[CLUE-Tech] shell programming
marcus hall
marcus at tuells.org
Wed Dec 11 07:30:30 MST 2002
On Wed, Dec 11, 2002 at 03:26:36AM -0700, Dave Price wrote:
> When you 'su' your $USER variable does not change, but your $UID
> variable does. (root's UID is 0 {zero})
...
>
> if [ $USER = root ]
...
> if [ $UID = 0 ]
Of course, if this script does anything where it *really* matters what
the user is, don't rely on a variable from the environment, as it is
trivial to set it before invoking the script. You could use $(id -un)
to compare against root, or $(id -u) to compare against 0.

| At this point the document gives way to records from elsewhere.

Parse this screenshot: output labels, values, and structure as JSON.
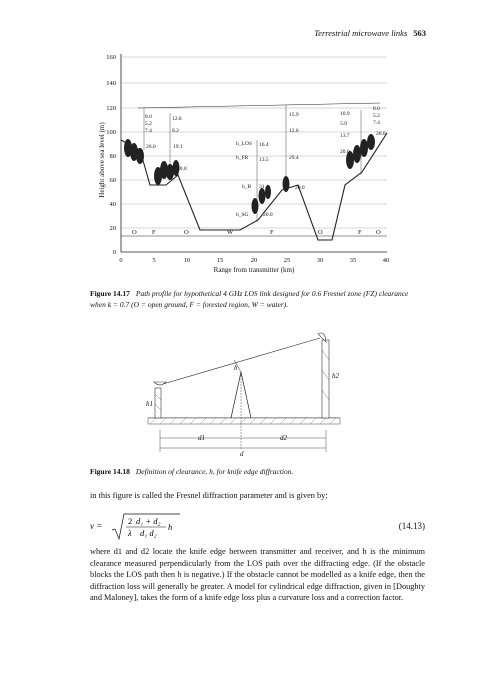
{
  "header": {
    "running_title": "Terrestrial microwave links",
    "page_number": "563"
  },
  "figure1": {
    "caption_label": "Figure 14.17",
    "caption_text": "Path profile for hypothetical 4 GHz LOS link designed for 0.6 Fresnel zone (FZ) clearance when k = 0.7 (O = open ground, F = forested region, W = water).",
    "ylabel": "Height above sea level (m)",
    "xlabel": "Range from transmitter (km)",
    "yticks": [
      "0",
      "20",
      "40",
      "60",
      "80",
      "100",
      "120",
      "140",
      "160"
    ],
    "xticks": [
      "0",
      "5",
      "10",
      "15",
      "20",
      "25",
      "30",
      "35",
      "40"
    ],
    "terrain_labels": [
      "O",
      "F",
      "O",
      "W",
      "F",
      "O",
      "F",
      "O"
    ],
    "annotations": {
      "tx_stack": [
        "8.0",
        "5.2",
        "7.4"
      ],
      "a1": "12.8",
      "a2": "8.2",
      "a3": "20.0",
      "a4": "19.1",
      "a5": "20.0",
      "mid_labels": [
        "h_LOS",
        "h_FR",
        "h_B",
        "h_SG"
      ],
      "mid_vals": [
        "16.4",
        "13.5",
        "31.4",
        "20.0"
      ],
      "b1": "15.9",
      "b2": "12.6",
      "b3": "29.4",
      "b4": "20.0",
      "c1": "10.9",
      "c2": "5.9",
      "c3": "13.7",
      "c4": "20.0",
      "rx_stack": [
        "8.0",
        "5.2",
        "7.4"
      ],
      "rx_tree": "20.0"
    }
  },
  "figure2": {
    "caption_label": "Figure 14.18",
    "caption_text": "Definition of clearance, h, for knife edge diffraction.",
    "labels": {
      "h": "h",
      "h1": "h1",
      "h2": "h2",
      "d1": "d1",
      "d2": "d2",
      "d": "d"
    }
  },
  "para1": "in this figure is called the Fresnel diffraction parameter and is given by:",
  "equation": {
    "lhs": "v =",
    "number": "(14.13)"
  },
  "para2": "where d1 and d2 locate the knife edge between transmitter and receiver, and h is the minimum clearance measured perpendicularly from the LOS path over the diffracting edge. (If the obstacle blocks the LOS path then h is negative.) If the obstacle cannot be modelled as a knife edge, then the diffraction loss will generally be greater. A model for cylindrical edge diffraction, given in [Doughty and Maloney], takes the form of a knife edge loss plus a curvature loss and a correction factor."
}
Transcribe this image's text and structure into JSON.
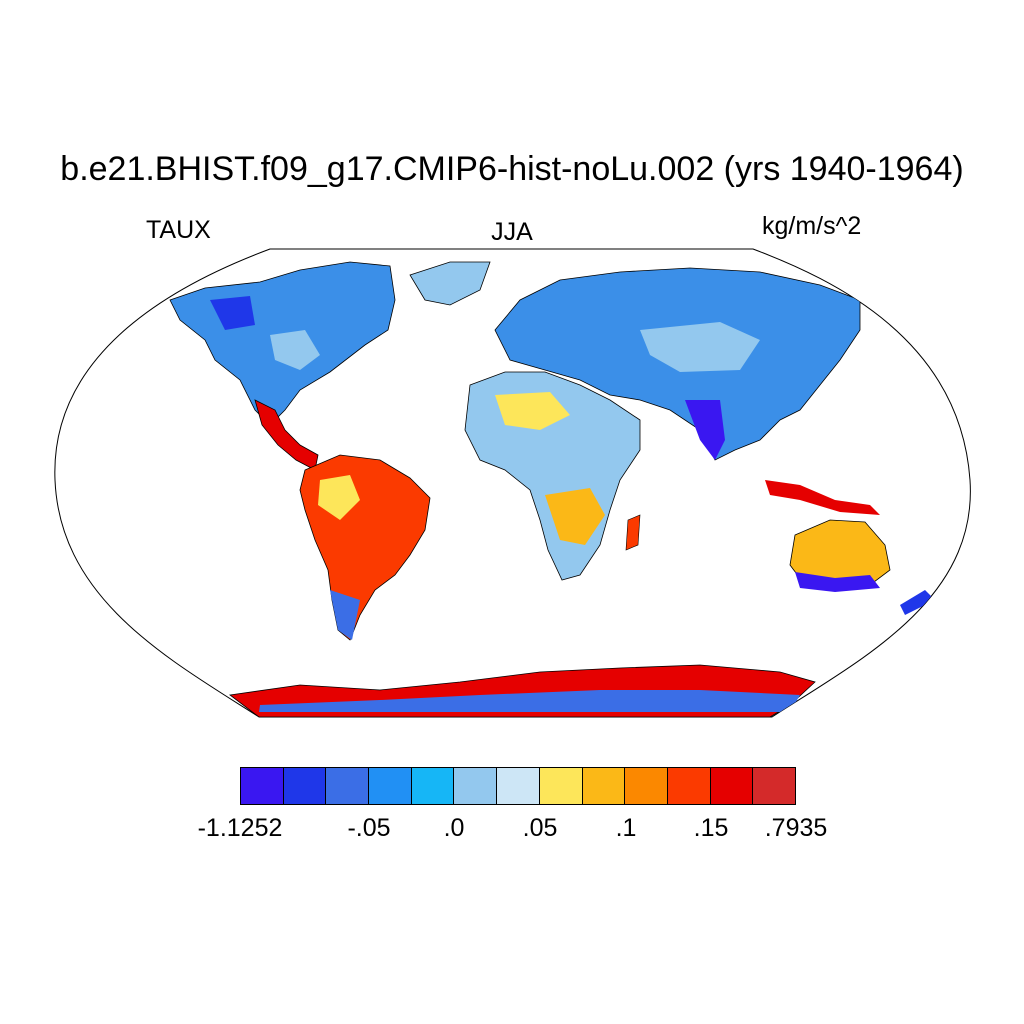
{
  "header": {
    "title": "b.e21.BHIST.f09_g17.CMIP6-hist-noLu.002 (yrs 1940-1964)",
    "left_label": "TAUX",
    "center_label": "JJA",
    "right_label": "kg/m/s^2"
  },
  "colorbar": {
    "colors": [
      "#3a17f1",
      "#1f37e9",
      "#3b6ee6",
      "#2190f4",
      "#16b6f6",
      "#93c8ee",
      "#cde6f6",
      "#fde65a",
      "#fbb817",
      "#fb8800",
      "#fb3a00",
      "#e50000",
      "#d42a2a"
    ],
    "tick_labels": [
      "-1.1252",
      "-.05",
      ".0",
      ".05",
      ".1",
      ".15",
      ".7935"
    ]
  },
  "chart_data": {
    "type": "heatmap",
    "title": "b.e21.BHIST.f09_g17.CMIP6-hist-noLu.002 (yrs 1940-1964)",
    "variable": "TAUX",
    "season": "JJA",
    "units": "kg/m/s^2",
    "projection": "Robinson",
    "colorbar_range": [
      -1.1252,
      0.7935
    ]
  }
}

Also, especially if you have not set the variable in your script, it is
generally unsafe to write a comparison that way. It's too easy to get
a syntax error if the variable contains unexpected text. For instance,
if USER was null, the test becomes:
if [ = root ]
which gives an error "[: =: unary operator expected". It is better to
enclose the $USER in double quotes:
if [ "$USER" = root ]
However, this could still be confused if $USER contained an unexpected
value like "-a", since then the test becomes:
if [ -a = root ]
It seems that recent implementations parse this much better, as trying
this out I correctly get a false return from the test, but in previous
shells you would get an error message about a missing argument before
the -a. That is why you will frequently see tests written like:
if [ "X$USER" = Xroot ]
The leading X added to the 1st argument prevents it from inadvertently
appearing as a special argument that test recognizes.